La muerte murió hace tiempo. Dios también. Desde que todos
somos posmodernos, pocos piensan que valga la pena hacerse últimas preguntas.
Lo sensato e inteligente es no pensar en ello hasta que uno se disuelve en la
nada.
De la misma manera, la idea de vejez está en trance de
desaparecer. Es verdad que hay residencias de ancianos por doquier, gente muy
mayor en silla de ruedas (asistida generalmente por inmigrantes por cierto) en
nuestras ciudades pero hacemos como que no los vemos. No sabemos mucho de ese
mundo hasta que no le toca a algún familiar cercano o nos hacemos mayores
nosotros.
A pesar de la ilusión alimentada por la cultura consumista
de que somos seres autónomos, con un amplio “espacio libre” como dice Zygmunt
Bauman en su libro Vidas de consumo,
solistas, cowboys o cowgirls, ejemplares del género humano independientes
y únicos, lo cierto es que en numerosos momentos de la vida nos damos cuenta de
que necesitamos a otros, y mucho, y no sólo cuando nos deja la mujer o el
marido.
Si todo el mundo se sintiera vulnerable o sintiera
vulnerables a sus seres queridos otro gallo cantaría con respecto a una ley de
dependencia que se está aplicando a cuentagotas sólo en casos extremísimos. La
muerte ha muerto y a la vejez viruelas.
Los viejos que aparecían en un reportaje emitido por la 2 acerca de un proyecto cooperativo de residencias para la
tercera edad en Valladolid se quejaban de las residencias tradicionales en las
que todos tienen que levantarse y comer a la misma hora, de su estrechez de
miras, de su falta de libertad. Estaban felices y orgullosos de vivir en un
complejo residencial en el que en lugar de enfermeras en recepción había un
portero, entraban y salían cuando querían, llevaban polos de Pedro del Hierro y
bebían vino en copazas reglamentarias. Viendo el reportaje la vejez parecía
casi divertida, con tanto tiempo libre y comilona.

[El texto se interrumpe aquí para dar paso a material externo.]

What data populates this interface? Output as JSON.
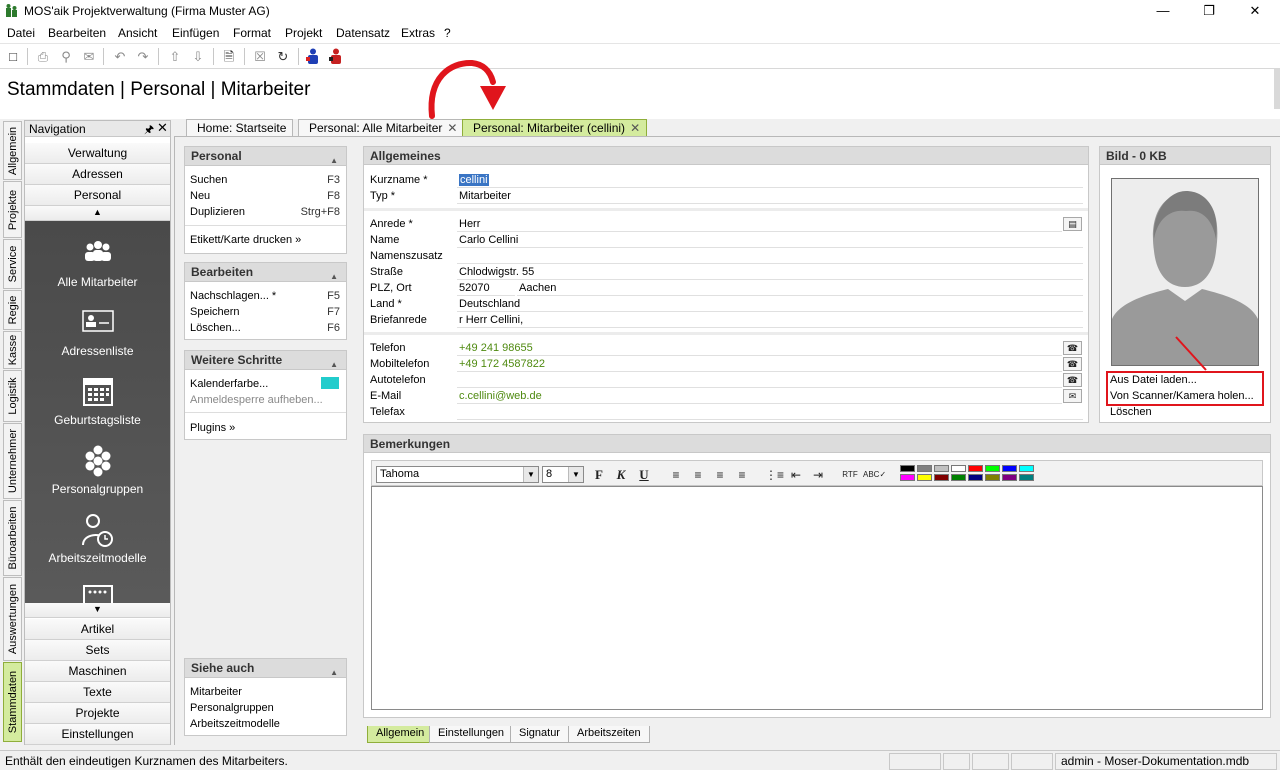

Pero, claro, el truco estaba en que estas señoras y señores
no eran realmente viejos. Era gente de alrededor de los 70 años, dinámicos, de
buena salud aparente y con medios económicos. Eran viejos saludables o, incluso
mejor, viejos jóvenes.
Se habla mucho, casi con alborozo, de que cada vez hay más
personas que llegan a los 85, 90 o incluso 100 años. Se analiza menos en que
estado de enormes privaciones físicas y materiales llegan y lo duros que pueden
ser esos últimos años que, en el mejor de los casos, exigen numerosas renuncias
y sacrificios tanto de los mayores como de las personas que los cuidan. Eso se
ve poco. Te lo cuentan, si acaso, o uno lo experimenta cuando le toca.

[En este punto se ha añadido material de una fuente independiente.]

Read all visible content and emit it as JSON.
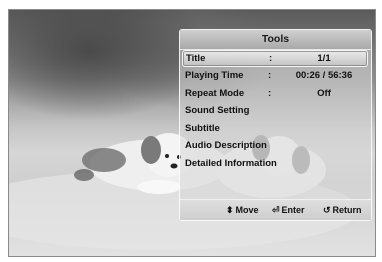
{
  "tools_menu": {
    "title": "Tools",
    "items": [
      {
        "label": "Title",
        "separator": ":",
        "value": "1/1",
        "selected": true
      },
      {
        "label": "Playing Time",
        "separator": ":",
        "value": "00:26 / 56:36",
        "selected": false
      },
      {
        "label": "Repeat Mode",
        "separator": ":",
        "value": "Off",
        "selected": false
      },
      {
        "label": "Sound Setting",
        "separator": "",
        "value": "",
        "selected": false
      },
      {
        "label": "Subtitle",
        "separator": "",
        "value": "",
        "selected": false
      },
      {
        "label": "Audio Description",
        "separator": "",
        "value": "",
        "selected": false
      },
      {
        "label": "Detailed Information",
        "separator": "",
        "value": "",
        "selected": false
      }
    ],
    "footer": {
      "move": {
        "icon": "up-down-arrows-icon",
        "glyph": "⬍",
        "label": "Move"
      },
      "enter": {
        "icon": "enter-key-icon",
        "glyph": "⏎",
        "label": "Enter"
      },
      "return": {
        "icon": "return-arrow-icon",
        "glyph": "↺",
        "label": "Return"
      }
    }
  },
  "colors": {
    "panel_bg": "#d7d7d7",
    "text": "#111111",
    "highlight_border": "#f5f5f5"
  }
}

Dio la casualidad que la misma semana de este
publirreportaje de la cadena pública, me encontraba leyendo Elegía, una de las últimas
y durísimas novelas de Philip Roth acerca de la vejez y la muerte. Un libro que
básicamente es una autobiografía médica de los problemas de salud que ha tenido
un hombre con una carrera profesional exitosa pero llena de estancias en
hospitales y con una familia deshecha.
Quizás la sombría vision de Roth no es la única posible pero
si se aproxima más a la idea de que los hombres somos seres dependientes, de
que los últimos años de la vida son importantes, requieren de altas dosis de
reflexión y estoicismo y no deben ser censurados en el discurso público como sucede
a menudo.
Una sociedad que no tenga en cuenta este aspecto de la vida
ha fracasado a fuerza de infantilismo.